Hibachi, a lesson in diversity
I’ve always been interested in Ada. Unfortunately, I’ve never had the opportunity to work on a project that required me to use it. But from studying it over the years, I can immediately appreciate it’s strong type system, inherent support for multi-tasking, and focus on helping the programmer write quality systems. I can think of many projects that would benefit from Ada, especially in the safety critical embedded systems arena.
As part of my vision for the CDT (or dream, I guess) has always been to support multiple programming languages and Ada was one I wanted to see. But with a lot of ideas I have for the CDT, I neither had the time or real community support for it. So when Tom Grosman from Aonix approached me proposing they contribute their ADT code to Eclipse, I jumped at the chance to help.
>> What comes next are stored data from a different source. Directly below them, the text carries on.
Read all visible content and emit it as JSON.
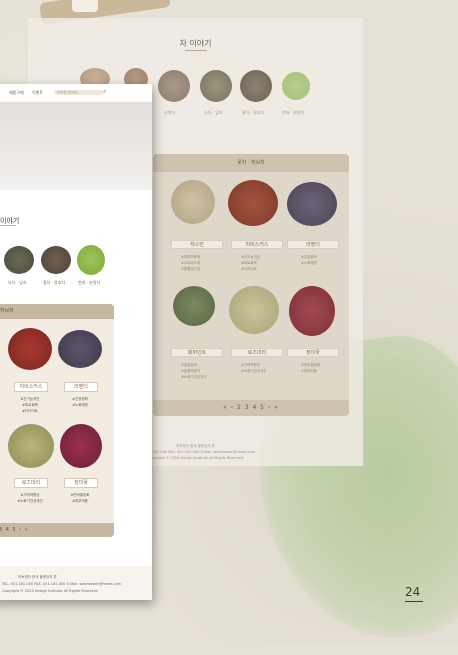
{
  "colors": {
    "accent_brown": "#8f6b4f",
    "panel": "#c6b8a3",
    "wash": "#b8cba0"
  },
  "back_page": {
    "section_title": "차 이야기",
    "tea_labels": [
      "러벤더",
      "녹차 · 잎차",
      "홍차 · 말효차",
      "현대 · 분말차"
    ],
    "panel_header": "꽃차 · 허브차",
    "items": [
      {
        "name": "재스민",
        "tags": [
          "#피부미용에",
          "#스트레스에",
          "#항혈관건강"
        ]
      },
      {
        "name": "히비스커스",
        "tags": [
          "#간기능개선",
          "#피로회복",
          "#다이어트"
        ]
      },
      {
        "name": "라벤더",
        "tags": [
          "#긴장완화",
          "#노화예방"
        ]
      },
      {
        "name": "페퍼민트",
        "tags": [
          "#호흡완화",
          "#집중력증가",
          "#소화기건강개선"
        ]
      },
      {
        "name": "로즈마리",
        "tags": [
          "#기억력향상",
          "#소화기건강개선"
        ]
      },
      {
        "name": "장미꽃",
        "tags": [
          "#변비통완화",
          "#피부미용"
        ]
      }
    ],
    "pager": "« ‹  2 3 4 5  › »",
    "footer": [
      "허브앤차 한국 블렌딩의 류",
      "TEL. 051-181-000  FAX. 051-181-000  E-Mail. webmaster@home.com",
      "Copyright © 2024 Design Institute All Rights Reserved"
    ]
  },
  "front_page": {
    "nav": [
      "제품구매",
      "이벤트"
    ],
    "search_placeholder": "검색어를 입력하세요",
    "section_title": "이야기",
    "tea_labels": [
      "녹차 · 잎차",
      "홍차 · 말효차",
      "현대 · 분말차"
    ],
    "panel_header": "허브차",
    "items": [
      {
        "name": "히비스커스",
        "tags": [
          "#간기능개선",
          "#피로회복",
          "#다이어트"
        ]
      },
      {
        "name": "라벤더",
        "tags": [
          "#긴장완화",
          "#노화예방"
        ]
      },
      {
        "name": "로즈마리",
        "tags": [
          "#기억력향상",
          "#소화기건강개선"
        ]
      },
      {
        "name": "장미꽃",
        "tags": [
          "#변비통완화",
          "#피부미용"
        ]
      }
    ],
    "pager": "3 4 5  › »",
    "footer": [
      "허브앤차 한국 블렌딩의 류",
      "TEL. 051-181-000  FAX. 051-181-000  E-Mail. webmaster@home.com",
      "Copyright © 2024 Design Institute All Rights Reserved"
    ]
  },
  "page_number": "24"
}
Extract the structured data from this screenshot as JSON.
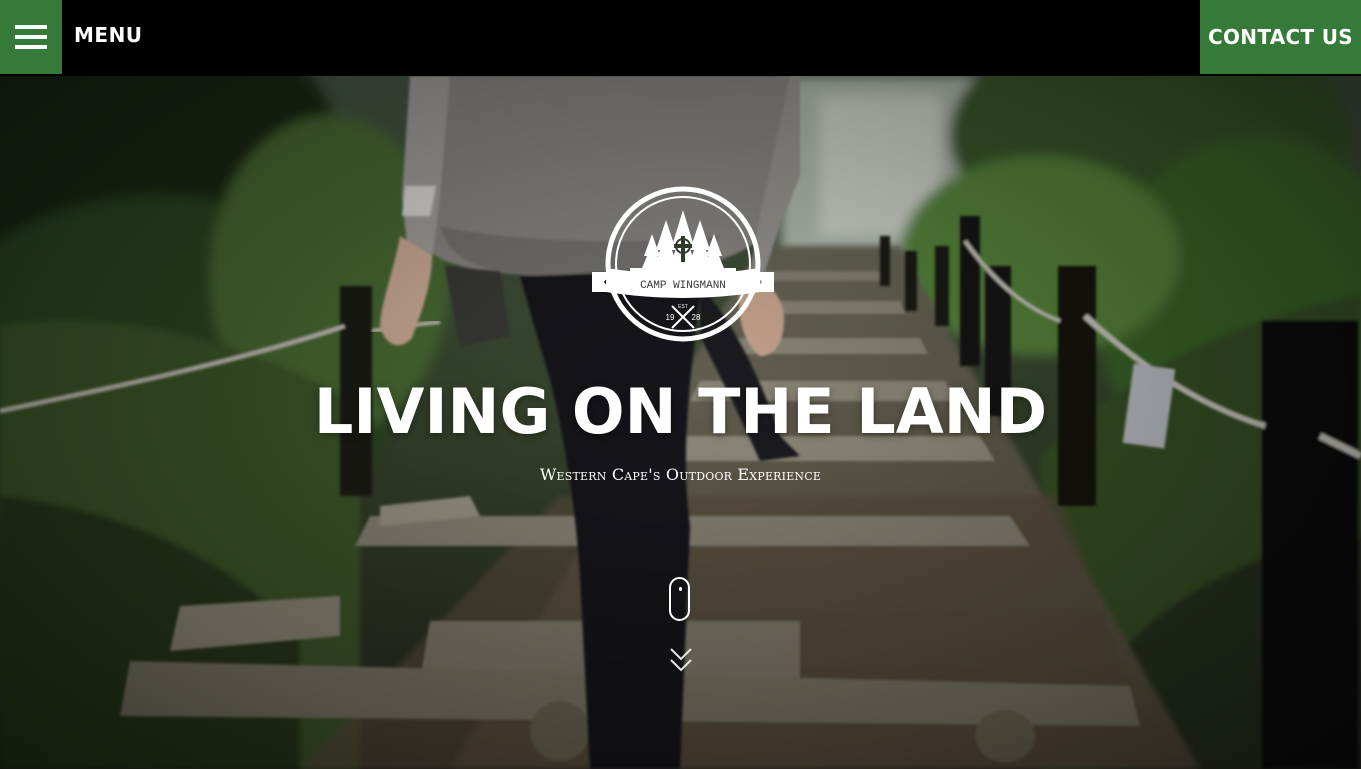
{
  "header": {
    "menu_label": "MENU",
    "contact_label": "CONTACT US",
    "accent_color": "#367a3a",
    "background_color": "#000000"
  },
  "hero": {
    "badge": {
      "name": "CAMP WINGMANN",
      "est_label": "EST",
      "year_left": "19",
      "year_right": "28"
    },
    "title": "LIVING ON THE LAND",
    "subtitle": "Western Cape's Outdoor Experience"
  },
  "icons": {
    "menu": "hamburger-icon",
    "scroll": "mouse-scroll-icon",
    "down": "double-chevron-down-icon"
  }
}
And I’m glad I did. The Hibachi project is the result of Tom’s work and is nearing it’s creation review. I have been trilled at how Tom had gone about talking to his competitors and other vendors and interested parties and built up a strong community, even before it got started. They have a firm plan that immediately focuses on meeting objectives that would enable all vendors to get value out of Hibachi. This will then promote additional contributions to make Hibachi the best Ada IDE in the business. I can’t wait to see them in action.
There are a lot of things at play here that is a trend I’ve seen with successful Eclipse projects. In many ways the forces are there to make it happen. Customers are demanding high quality IDEs based on Eclipse, the free community would love to see Eclipse support for their favorite tools, vendors would love to provide it all but to do a good job of it, they really need to work together and share the burden. If you can harness all this energy and make your project a friendly place to participate, then I think you have the clear formula for success.